Ci sono gli agridetersivi, prodotti solo con ortaggi (come alloro, ortica, limone, rosmarino, aceto, sambuco o carota), vestiti interamente naturali, cosmetici a base di olio di oliva, latte d’asina e –addirittura! – spumante. C’è un prato grande come un tappeto, già pronto solo da innaffiare dopo averlo sistemato su una terrazza o in un giardinetto. C’è poi una curiosa start up lucana che è riuscita a riutilizzare il più comune dei rifiuti domestici, i fondi del caffè, per coltivare funghi commestibili.

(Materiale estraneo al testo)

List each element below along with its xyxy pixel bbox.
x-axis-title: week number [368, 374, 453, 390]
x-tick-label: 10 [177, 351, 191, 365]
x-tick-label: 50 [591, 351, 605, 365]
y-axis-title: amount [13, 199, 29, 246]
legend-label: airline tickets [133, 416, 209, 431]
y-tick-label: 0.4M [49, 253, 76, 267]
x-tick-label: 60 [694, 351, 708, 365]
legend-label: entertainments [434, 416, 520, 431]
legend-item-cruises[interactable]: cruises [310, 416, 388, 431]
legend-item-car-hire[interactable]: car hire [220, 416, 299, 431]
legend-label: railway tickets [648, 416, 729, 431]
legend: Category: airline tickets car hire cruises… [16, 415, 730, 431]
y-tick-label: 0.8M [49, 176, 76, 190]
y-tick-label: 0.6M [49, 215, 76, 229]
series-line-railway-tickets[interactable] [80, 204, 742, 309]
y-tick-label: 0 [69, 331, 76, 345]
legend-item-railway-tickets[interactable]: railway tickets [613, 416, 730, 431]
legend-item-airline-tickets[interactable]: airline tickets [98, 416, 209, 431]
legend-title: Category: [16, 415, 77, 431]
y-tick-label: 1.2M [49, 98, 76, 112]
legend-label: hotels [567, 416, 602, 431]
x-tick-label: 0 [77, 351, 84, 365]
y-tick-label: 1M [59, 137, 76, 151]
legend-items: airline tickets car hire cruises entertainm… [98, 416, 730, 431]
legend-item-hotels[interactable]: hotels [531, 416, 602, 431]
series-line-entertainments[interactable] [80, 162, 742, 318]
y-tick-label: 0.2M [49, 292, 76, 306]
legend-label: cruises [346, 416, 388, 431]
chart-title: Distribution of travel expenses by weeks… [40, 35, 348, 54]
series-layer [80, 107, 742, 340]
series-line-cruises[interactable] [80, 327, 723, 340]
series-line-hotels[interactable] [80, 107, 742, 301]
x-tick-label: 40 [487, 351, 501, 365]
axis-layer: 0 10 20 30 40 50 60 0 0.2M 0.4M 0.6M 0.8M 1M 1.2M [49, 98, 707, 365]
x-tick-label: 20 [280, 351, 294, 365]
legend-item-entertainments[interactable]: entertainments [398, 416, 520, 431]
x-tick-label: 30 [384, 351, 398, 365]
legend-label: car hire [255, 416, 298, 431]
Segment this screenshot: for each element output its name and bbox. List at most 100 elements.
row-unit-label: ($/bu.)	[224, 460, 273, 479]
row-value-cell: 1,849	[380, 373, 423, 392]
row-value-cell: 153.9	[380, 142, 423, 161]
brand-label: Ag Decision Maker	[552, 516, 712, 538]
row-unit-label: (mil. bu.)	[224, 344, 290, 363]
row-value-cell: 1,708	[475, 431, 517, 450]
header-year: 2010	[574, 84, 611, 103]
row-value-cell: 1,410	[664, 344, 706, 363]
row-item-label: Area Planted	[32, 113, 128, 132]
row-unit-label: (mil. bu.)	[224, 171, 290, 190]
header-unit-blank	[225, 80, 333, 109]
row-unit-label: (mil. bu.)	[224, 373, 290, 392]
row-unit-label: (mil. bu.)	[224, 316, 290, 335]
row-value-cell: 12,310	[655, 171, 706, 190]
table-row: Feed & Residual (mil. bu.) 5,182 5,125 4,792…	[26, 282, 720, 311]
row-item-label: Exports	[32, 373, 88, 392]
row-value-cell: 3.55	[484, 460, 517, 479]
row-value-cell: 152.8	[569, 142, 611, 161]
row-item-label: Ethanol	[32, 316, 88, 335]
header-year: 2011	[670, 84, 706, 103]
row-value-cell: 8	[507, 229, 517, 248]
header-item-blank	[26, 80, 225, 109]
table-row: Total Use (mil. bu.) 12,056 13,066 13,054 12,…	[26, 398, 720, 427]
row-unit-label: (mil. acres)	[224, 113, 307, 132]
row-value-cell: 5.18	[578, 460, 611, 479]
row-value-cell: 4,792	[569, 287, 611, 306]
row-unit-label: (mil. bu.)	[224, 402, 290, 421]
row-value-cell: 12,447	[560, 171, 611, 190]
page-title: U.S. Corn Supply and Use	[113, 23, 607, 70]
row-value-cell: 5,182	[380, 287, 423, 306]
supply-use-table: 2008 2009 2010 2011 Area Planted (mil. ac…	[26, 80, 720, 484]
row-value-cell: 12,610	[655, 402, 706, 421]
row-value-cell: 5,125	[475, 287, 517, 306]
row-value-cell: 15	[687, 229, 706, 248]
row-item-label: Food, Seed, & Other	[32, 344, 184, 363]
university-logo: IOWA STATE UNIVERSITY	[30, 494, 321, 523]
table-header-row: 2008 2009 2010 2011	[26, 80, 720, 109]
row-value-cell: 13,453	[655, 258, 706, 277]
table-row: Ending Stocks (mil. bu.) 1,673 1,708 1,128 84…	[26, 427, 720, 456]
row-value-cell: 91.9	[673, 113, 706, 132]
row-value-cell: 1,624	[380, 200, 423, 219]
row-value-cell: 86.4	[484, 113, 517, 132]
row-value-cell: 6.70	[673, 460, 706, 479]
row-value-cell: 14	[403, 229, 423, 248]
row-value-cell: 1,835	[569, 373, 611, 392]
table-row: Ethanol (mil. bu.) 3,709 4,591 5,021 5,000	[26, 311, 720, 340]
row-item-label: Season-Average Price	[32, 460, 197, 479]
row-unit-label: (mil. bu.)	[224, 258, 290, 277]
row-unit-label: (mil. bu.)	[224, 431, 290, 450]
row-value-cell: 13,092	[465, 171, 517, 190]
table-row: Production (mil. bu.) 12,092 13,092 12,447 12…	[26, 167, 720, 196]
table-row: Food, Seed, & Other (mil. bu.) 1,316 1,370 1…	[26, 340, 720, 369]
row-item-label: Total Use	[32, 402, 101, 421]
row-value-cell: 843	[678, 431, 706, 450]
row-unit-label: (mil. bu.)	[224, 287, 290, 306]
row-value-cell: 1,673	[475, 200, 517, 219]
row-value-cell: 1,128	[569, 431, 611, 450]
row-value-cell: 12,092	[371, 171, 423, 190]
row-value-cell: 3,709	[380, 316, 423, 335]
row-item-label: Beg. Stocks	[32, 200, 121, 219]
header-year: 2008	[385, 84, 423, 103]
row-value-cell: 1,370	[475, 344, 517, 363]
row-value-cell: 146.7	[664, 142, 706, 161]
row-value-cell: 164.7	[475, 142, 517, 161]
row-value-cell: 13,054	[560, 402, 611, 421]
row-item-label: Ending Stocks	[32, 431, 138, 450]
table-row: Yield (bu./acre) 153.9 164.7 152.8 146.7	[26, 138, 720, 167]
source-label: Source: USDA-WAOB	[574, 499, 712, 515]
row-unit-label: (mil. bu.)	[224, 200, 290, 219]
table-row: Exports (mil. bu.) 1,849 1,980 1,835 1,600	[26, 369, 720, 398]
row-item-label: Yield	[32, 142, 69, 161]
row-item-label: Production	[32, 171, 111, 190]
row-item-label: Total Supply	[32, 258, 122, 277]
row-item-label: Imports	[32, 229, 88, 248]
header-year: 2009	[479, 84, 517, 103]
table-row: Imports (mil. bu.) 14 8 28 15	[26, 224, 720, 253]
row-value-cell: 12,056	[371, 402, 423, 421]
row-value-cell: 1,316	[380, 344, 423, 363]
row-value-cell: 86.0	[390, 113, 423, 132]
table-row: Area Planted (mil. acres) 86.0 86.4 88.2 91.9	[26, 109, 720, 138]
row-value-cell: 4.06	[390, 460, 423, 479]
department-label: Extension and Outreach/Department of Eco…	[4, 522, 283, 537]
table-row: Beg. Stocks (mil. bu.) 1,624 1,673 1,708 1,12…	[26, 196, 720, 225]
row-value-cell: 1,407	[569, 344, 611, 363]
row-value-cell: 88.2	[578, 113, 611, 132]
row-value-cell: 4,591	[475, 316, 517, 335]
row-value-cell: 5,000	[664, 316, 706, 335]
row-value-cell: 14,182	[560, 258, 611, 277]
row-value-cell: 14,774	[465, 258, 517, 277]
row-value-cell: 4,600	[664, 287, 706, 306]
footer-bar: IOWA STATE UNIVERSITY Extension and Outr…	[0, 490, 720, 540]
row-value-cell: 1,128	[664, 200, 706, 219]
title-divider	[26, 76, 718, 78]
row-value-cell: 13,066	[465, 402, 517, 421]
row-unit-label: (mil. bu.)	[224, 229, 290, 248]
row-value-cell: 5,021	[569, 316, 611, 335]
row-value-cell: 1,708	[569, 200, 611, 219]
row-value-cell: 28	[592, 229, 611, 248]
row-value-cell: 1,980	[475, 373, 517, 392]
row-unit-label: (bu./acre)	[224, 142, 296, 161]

Dalla particolarità mediterranea al pensiero strutturato nipponico. Un nuovo modo di affrontare il problema viene dal Giappone: osservando il meteo si possono ridurre gli sprechi alimentari. Si stima che nell’Isola del Sol Levante ogni anno vadano buttate almeno 17 tonnellate di cibo (i Giapponesi hanno parametri molto rigorosi in fatto di scadenza degli alimenti). L’idea nella sua originalità è estremamente banale: temperatura, umidità e condizioni atmosferiche influenzano i consumi.

Con buone proiezioni sull’andamento del meteo si possono regolare le produzioni in modo che le merci non vadano buttate. Il progetto pilota include prodotti come tofu, pane, latte, “mentsuyu” (base per zuppe). Se secondo le previsioni per il giorno successivo le tempereture saranno alte e il clima afoso, le aziende attive produrranno più bevanda e prodotti che di norma si preferiscono nei giorni caldi, come l’hiyayakko, il tofu freddo. In caso contrario la produzione andrà ridotta. L’idea è interessante, i risultati dell’esperimento ancora da verificare.

Una cosa è certa: la tutela dell’ambiente e la riduzione degli sprechi, se ci sarà, sarà frutto di una nuova creatività intelligente. Individuale e collettiva.